For this song in particular, I’m already healed from the experience I went through. I actually was doing a rewatch of Scandal, and it inspired me to write this song. I just thought it would be a cool way to mix my own real-life experiences and a show I really enjoy! So, for me, I wouldn’t categorize this song as therapeutic, but I certainly hope it is for others!!
The song is about speaking your truth even when people try to rewrite you. Have you had moments in your career where you felt pressured to stay quiet, and did this track help you unlearn that?
This is a great question! I feel like so many of us have gone through the BS of having people lie about us and try to “rewrite” us, as you said. In my earlier years, I definitely felt pressured to stay quiet by a team I was working with at the time who actually fucked me over, stole music from me, and had the nerve to act like they didn’t do anything wrong. I’ll never forget the main guy behind it even texted me and said, “Maybe if you could actually fucking sing, you would actually get a record deal.” It was such a messed-up situation, and this is just one of sadly many nonsensical things I’ve gone through.
But thankfully, a few of my songs have helped heal that part of me that was so badly damaged for so long. “Skeletons” is a great example. It’s an old song now, but it was actually specifically about that situation. This track specifically helped me keep telling my truth. As an artist, I think I’ve always done it, but this song is extremely direct and to the point. It helped me be braver.
You play so many instruments and come from a musician-first background. When you’re building a song like this, does the emotional message lead the production, or do you discover the meaning through the sound?

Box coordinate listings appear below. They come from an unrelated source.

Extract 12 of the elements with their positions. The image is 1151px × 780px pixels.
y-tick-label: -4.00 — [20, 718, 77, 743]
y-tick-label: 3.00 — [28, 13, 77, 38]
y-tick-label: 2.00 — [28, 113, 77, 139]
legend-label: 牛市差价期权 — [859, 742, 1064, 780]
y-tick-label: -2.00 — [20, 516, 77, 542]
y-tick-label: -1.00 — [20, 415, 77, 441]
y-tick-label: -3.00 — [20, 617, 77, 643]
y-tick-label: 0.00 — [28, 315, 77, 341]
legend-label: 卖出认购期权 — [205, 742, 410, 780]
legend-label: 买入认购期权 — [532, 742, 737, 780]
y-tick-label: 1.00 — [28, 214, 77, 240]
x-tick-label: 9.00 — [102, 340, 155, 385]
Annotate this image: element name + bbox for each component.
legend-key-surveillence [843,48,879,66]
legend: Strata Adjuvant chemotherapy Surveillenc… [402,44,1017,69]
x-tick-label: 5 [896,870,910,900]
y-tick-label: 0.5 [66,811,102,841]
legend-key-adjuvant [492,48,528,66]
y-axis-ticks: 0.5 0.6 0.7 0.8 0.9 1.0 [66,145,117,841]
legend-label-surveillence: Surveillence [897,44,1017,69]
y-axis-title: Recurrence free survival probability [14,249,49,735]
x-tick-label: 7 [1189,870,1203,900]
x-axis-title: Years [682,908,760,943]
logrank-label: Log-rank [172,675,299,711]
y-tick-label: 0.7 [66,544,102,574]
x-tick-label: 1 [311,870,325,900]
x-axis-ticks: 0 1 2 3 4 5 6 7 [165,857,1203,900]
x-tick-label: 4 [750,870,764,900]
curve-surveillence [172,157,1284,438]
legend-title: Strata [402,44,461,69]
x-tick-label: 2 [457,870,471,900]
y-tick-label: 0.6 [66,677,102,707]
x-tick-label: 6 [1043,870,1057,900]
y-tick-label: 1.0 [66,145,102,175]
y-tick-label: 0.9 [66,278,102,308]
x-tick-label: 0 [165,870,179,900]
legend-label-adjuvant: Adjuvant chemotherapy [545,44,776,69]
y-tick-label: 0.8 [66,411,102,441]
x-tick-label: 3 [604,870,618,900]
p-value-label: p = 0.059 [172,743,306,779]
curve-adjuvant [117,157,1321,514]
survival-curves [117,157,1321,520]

For me, some songs have been written instrumentally first, and some have been emotion and lyric-driven first! So it just varies song by song!
If someone listens to “Sweet Baby” while stuck in a situation where they feel gaslit or dismissed, what do you hope they feel the second the song ends?
I truly hope this song empowers them to leave the situation and/or ask for help from friends/family/trusted people! I hope it helps them realize what they’re going through isn’t right, and their voice does matter! This song should leave a listener ready to speak their truth.